During their probe, Antonelli said, investigators determined that Vahora charged Medicaid patients for more than $8,000 while he ran Dr. Munawar Chaudhri's Philadelphia office for a month several years ago.
``The investigation revealed that Gulamnabi Vahora, who was not licensed to practice medicine, had treated medical assistance patients . . . from Dec. 19, 1990, through Jan. 18, 1991,'' special agent James B. Mancini reported in court documents. Vahora cannot be prosecuted for practicing medicine without a license, Antonelli said, because the statue of limitations has expired. Only the fact that the patients were on medical assistance enabled charges to be brought.
According to Mancini's affidavit, Chaudhri told investigators that in December 1990 she went to Pakistan and asked Vahora to see her patients until her return. She said that she agreed to pay him 60 percent of the revenue generated while she was gone, that he knew he would be treating medical assistance patients, and that several months later she learned he was not licensed as a physician.
``During a confrontation with Vahora in October 1993, she asked Vahora if he was licensed to practice medicine in the Commonwealth of Pennsylvania,'' Mancini said in court documents. ``He responded by shouting that he has all types of identification cards, but nothing to indicate that he was a licensed physician.''
Chaudhri could not be reached for comment.
In 1993, when he was running for the Upper Merion school board, Vahora told the League of Women Voters that he was a doctor of medicine who had worked as a medical director and administrator at a number of area hospitals, several of which have gone out of business. None of those still in business were able to confirm or deny that he had worked there.
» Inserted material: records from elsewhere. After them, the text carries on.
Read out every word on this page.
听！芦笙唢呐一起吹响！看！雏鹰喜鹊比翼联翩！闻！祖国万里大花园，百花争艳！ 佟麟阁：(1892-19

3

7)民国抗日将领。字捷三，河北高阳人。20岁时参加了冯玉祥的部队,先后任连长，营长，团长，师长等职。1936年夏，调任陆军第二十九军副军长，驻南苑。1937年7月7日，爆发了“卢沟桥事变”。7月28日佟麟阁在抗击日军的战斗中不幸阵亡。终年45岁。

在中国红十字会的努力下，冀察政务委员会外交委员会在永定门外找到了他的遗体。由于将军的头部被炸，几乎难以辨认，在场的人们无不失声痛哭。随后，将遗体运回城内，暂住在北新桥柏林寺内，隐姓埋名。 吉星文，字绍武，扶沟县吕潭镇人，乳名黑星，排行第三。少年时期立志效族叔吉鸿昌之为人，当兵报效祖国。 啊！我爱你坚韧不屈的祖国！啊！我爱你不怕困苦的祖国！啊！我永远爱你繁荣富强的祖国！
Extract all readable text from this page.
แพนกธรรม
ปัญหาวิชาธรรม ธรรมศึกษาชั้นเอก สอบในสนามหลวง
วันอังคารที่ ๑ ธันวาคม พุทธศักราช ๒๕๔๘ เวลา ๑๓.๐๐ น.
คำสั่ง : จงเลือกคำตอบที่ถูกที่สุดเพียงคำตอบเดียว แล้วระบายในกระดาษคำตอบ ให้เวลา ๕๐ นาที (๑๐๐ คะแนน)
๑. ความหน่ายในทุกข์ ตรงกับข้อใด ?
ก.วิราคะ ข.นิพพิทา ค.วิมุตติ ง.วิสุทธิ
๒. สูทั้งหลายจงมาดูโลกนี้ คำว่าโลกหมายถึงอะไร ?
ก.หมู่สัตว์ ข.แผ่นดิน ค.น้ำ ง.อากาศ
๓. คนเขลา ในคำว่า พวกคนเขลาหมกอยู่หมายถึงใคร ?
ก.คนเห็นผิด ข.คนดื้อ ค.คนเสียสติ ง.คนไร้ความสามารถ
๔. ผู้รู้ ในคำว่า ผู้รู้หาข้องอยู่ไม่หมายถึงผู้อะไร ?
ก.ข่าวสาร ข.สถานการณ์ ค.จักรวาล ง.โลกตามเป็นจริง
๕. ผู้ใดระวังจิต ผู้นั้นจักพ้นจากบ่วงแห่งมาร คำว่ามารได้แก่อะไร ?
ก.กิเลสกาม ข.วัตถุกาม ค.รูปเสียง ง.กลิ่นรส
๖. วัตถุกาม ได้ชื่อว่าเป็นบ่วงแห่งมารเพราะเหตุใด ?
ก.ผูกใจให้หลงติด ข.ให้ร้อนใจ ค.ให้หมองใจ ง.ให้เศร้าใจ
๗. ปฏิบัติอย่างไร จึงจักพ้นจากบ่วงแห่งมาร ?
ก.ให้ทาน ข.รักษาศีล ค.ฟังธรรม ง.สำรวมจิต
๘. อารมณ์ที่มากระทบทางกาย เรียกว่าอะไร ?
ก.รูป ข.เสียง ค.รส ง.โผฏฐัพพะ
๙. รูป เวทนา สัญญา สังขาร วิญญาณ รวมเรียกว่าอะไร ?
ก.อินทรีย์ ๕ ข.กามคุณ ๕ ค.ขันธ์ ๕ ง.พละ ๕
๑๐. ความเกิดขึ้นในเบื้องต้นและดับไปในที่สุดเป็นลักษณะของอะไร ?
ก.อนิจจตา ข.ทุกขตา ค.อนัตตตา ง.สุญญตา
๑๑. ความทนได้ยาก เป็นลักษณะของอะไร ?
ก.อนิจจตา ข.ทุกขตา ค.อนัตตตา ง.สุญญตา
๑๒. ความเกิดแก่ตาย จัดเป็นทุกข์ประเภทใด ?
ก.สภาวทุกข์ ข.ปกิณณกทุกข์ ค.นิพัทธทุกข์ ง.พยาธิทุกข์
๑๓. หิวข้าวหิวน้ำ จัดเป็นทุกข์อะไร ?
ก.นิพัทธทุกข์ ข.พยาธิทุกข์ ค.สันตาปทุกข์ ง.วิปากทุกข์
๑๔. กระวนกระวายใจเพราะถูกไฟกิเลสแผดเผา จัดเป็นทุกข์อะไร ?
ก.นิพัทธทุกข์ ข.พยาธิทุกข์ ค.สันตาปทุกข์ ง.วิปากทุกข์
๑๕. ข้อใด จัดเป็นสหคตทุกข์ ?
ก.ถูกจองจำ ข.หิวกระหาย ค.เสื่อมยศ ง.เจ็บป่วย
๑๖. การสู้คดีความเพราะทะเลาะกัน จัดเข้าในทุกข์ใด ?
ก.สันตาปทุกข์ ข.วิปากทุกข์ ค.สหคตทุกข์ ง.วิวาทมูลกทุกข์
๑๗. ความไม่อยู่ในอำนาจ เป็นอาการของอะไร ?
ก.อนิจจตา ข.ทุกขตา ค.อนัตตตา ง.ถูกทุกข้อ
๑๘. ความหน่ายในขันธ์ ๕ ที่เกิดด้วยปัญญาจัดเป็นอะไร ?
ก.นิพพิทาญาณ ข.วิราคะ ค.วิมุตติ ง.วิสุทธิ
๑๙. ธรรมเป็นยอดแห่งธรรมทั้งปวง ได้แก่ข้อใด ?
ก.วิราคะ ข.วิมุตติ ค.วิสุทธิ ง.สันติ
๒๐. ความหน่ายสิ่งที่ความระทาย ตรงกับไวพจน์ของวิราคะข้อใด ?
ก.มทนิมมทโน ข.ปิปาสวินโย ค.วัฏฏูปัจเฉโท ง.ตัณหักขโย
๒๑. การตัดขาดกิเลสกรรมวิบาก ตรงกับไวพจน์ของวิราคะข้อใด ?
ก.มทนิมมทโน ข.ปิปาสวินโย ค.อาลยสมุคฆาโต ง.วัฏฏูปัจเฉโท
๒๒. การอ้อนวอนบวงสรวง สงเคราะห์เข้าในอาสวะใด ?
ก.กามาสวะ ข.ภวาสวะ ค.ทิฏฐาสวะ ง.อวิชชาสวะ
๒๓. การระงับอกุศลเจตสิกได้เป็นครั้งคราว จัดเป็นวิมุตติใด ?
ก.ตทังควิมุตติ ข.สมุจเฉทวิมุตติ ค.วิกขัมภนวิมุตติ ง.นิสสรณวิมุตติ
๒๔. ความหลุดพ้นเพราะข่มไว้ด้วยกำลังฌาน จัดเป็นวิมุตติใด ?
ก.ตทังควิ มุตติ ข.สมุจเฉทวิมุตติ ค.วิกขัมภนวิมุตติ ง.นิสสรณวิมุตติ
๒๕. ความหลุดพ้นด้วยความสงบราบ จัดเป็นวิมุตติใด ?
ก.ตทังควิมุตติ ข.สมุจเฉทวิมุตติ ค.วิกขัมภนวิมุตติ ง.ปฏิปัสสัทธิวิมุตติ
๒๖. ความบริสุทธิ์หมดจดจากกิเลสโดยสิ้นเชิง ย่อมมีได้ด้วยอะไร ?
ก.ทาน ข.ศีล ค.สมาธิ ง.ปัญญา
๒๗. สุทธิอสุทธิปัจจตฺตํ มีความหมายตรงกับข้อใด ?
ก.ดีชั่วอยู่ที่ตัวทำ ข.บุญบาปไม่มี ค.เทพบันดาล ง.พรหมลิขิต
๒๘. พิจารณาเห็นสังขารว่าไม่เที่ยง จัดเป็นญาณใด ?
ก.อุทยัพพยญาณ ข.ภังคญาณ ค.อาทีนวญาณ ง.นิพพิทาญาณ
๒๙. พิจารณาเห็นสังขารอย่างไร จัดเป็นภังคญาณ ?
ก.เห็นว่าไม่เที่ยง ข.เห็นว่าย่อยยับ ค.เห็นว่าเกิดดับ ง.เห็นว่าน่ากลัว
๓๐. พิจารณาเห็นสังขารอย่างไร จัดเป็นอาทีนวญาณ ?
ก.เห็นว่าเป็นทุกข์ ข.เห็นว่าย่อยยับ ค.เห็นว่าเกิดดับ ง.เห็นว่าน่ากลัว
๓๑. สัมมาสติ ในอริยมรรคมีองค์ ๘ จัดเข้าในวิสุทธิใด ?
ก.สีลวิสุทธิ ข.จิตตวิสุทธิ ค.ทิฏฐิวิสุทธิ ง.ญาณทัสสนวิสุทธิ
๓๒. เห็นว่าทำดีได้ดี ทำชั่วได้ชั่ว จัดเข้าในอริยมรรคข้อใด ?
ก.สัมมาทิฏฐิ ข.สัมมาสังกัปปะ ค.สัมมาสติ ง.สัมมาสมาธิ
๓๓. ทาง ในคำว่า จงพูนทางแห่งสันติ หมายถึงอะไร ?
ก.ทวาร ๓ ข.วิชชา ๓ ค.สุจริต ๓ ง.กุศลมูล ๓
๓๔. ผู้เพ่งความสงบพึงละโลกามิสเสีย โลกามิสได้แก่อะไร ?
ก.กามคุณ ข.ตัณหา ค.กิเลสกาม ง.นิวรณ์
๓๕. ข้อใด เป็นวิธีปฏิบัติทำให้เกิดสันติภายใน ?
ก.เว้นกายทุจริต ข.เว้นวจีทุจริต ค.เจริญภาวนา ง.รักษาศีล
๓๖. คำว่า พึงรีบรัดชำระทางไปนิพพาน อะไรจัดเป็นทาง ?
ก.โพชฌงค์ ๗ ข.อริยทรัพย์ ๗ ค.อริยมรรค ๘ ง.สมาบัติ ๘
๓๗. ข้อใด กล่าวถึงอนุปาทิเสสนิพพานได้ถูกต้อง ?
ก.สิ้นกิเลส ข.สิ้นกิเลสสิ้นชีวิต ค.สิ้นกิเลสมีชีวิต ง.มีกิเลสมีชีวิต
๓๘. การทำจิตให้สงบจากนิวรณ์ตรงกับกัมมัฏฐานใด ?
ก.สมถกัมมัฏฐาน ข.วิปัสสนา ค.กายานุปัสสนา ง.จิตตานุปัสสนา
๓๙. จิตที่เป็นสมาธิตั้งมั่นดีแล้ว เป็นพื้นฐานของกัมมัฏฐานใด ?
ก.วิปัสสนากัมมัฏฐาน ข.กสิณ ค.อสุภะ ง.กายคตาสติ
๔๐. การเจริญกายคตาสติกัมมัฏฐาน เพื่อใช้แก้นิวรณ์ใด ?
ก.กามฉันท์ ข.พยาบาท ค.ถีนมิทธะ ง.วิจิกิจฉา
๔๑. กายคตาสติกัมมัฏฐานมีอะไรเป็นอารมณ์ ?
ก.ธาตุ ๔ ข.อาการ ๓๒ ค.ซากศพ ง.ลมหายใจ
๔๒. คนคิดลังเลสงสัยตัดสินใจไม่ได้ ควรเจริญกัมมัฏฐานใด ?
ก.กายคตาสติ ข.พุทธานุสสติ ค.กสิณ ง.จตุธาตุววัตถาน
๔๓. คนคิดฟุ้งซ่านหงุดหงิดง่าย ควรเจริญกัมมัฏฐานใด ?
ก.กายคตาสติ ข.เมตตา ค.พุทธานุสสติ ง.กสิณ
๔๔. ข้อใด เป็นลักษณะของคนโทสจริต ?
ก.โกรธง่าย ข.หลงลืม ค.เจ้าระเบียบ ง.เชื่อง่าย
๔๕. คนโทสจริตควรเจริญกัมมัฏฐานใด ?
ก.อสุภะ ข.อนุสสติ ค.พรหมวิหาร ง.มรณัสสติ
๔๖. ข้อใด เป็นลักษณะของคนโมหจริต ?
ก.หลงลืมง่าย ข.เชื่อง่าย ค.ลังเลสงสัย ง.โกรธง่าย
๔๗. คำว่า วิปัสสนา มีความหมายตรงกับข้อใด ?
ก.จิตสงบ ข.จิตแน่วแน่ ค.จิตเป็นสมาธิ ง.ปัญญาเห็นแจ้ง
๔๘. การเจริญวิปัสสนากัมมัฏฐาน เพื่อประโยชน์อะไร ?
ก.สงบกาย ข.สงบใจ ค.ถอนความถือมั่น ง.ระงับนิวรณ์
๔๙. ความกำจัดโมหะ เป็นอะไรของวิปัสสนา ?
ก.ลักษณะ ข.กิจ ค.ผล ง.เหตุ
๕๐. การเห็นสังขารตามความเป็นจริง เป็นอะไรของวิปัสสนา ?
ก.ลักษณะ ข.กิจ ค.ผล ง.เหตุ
During interviews with Chaudhri's secretary, state investigators found that in addition to seeing patients in treatment rooms, examining them, and writing his findings in their files, he also issued prescriptions on pre-signed prescription pads.
``Review revealed that Department of Public Welfare was billed and paid for services allegedly rendered by Vahora, who is neither a licensed physician, nor an approved provider,'' the affidavit said.
Vahora, who has lived in the King of Prussia area for more than 20 years, ran unsuccessfully for the Upper Merion Area school board in 1991 and 1993 and for township supervisor in 1991.
A native of India, Vahora received both a master's degree in bacteriology and public health and a doctoral degree in bacteriology from Utah State University in the early 1970s.
If convicted, Antonelli said, Vahora would face seven years in prison and a $15,000 fine. He is scheduled for a preliminary hearing Feb. 23 before Harrisburg District Justice Raymond F. Shugars.